Mexica Capture and Sacrifice Spaniards and Their Horses

Spaniards and Horses on Skull RackFrom Fray Bernardino de Sahagún, Florentine Codex, Book 12, Chapter 35 (Mexica)

Here it is told how once again the Mexicas took captives--according to the count of the Spaniards, there were fifty-three, as well as many Tlaxcalans and people of Tetzcoco, Chalco, and Xochimilco--and how they sacrificed them before their former gods.

At this point [after a long siege of Tenochtitán], the Mexica warriors threw themselves [into the open] and chased [the Spaniards]; they ambushed them from the passageways, and when the Spaniards saw it [they believed that the Mexicas] seemed drunk. [The Mexicas] then took captives. Many Tlaxcalans, and people of Acolhuacan, Chalco, Xochimilco, etc., were taken. A great many were captured and killed. They forced the Spaniards and all the others to go right into the water.

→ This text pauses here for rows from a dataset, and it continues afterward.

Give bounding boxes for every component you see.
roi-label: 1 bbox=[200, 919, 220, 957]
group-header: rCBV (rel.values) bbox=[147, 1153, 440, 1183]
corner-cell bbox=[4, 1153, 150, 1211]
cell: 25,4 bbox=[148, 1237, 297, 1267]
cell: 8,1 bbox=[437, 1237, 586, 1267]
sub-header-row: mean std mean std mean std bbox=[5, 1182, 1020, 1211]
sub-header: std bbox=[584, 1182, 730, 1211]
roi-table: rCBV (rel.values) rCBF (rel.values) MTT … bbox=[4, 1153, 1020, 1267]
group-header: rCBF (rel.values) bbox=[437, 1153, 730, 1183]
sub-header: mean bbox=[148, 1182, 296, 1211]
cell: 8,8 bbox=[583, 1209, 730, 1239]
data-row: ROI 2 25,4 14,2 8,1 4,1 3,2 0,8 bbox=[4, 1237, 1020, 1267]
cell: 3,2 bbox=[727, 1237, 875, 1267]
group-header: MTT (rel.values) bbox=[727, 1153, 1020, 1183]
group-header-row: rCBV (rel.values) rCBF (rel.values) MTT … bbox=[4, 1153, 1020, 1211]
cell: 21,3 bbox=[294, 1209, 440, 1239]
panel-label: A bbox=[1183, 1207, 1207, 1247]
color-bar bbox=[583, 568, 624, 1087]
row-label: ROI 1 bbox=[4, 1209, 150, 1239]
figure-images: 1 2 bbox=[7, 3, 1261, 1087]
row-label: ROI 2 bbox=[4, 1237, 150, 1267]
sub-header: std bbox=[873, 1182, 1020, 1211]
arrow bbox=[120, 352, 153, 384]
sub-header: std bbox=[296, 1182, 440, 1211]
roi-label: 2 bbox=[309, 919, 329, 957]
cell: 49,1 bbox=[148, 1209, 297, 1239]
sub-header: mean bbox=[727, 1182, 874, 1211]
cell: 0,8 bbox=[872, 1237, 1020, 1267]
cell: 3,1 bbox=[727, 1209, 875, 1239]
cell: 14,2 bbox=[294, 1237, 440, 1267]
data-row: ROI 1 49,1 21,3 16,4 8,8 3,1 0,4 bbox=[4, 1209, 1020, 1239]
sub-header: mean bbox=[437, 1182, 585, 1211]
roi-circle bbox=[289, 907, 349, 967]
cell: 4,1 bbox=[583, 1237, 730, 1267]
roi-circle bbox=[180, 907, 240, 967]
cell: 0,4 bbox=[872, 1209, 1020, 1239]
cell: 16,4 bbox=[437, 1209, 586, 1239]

And the road became very slippery; one could no longer walk on it, but would slip and slide. And the captives were dragged along the trails.

[The chapter then mentions how the Mexicas and their allies captured the Spaniards' standard, but the Spaniards were too worried to care about it.]

Then they took the captives to Yacacolco, hurrying them along, keeping them together. Some went weeping, some went singing, some went shouting while clapping their hands against their mouths. When they got them to Yacacolco, they lined them up in rows, in files. One by one they proceeded to the small pyramid where they were slain. The Spaniards went first, going in the lead; the people of all the different [allied] cities just followed. And when the sacrifice was over, they chopped off the heads of the Spaniards. They strung the Spaniards heads on poles [on the skull rack]; they also strung up the heads of the horses, arranging them below, while the heads of the Spaniards were above. They placed them so they faced east toward the rising sun. But they did not string up the heads of all of those from the allied towns, nor did they string up the heads from those who had come from far away. There were fifty-three Spaniards they captured and four horses.

Nevertheless, [the Mexicas] kept watch everywhere, and there was fighting. [In spite of their success in capturing the Spaniards], they kept watch everywhere. The people of Xochimilco went about in boats surrounding us on all sides. On both sides captives were taken; on both sides there was killing.

And all the common people suffered from hunger; many died of hunger. They no longer drank good, pure water, but the water they drank was salty. Many people died of it, and because of it many got dysentery and died. Everything was eaten--lizards and swallows; and maize straw, and grass that grows on salt flats. And they ate colorin wood; they chewed on glue flowers, plaster, leather, and deerskin, which they roasted, baked, and toasted so that they could eat them, and they ate rough herbs and even mud [bricks].There had never been such suffering. It was terrifying how it is to be besieged, and great numbers died of hunger. And little by little they [the enemy] pressed us back against the wall; hemmed us in and contained us.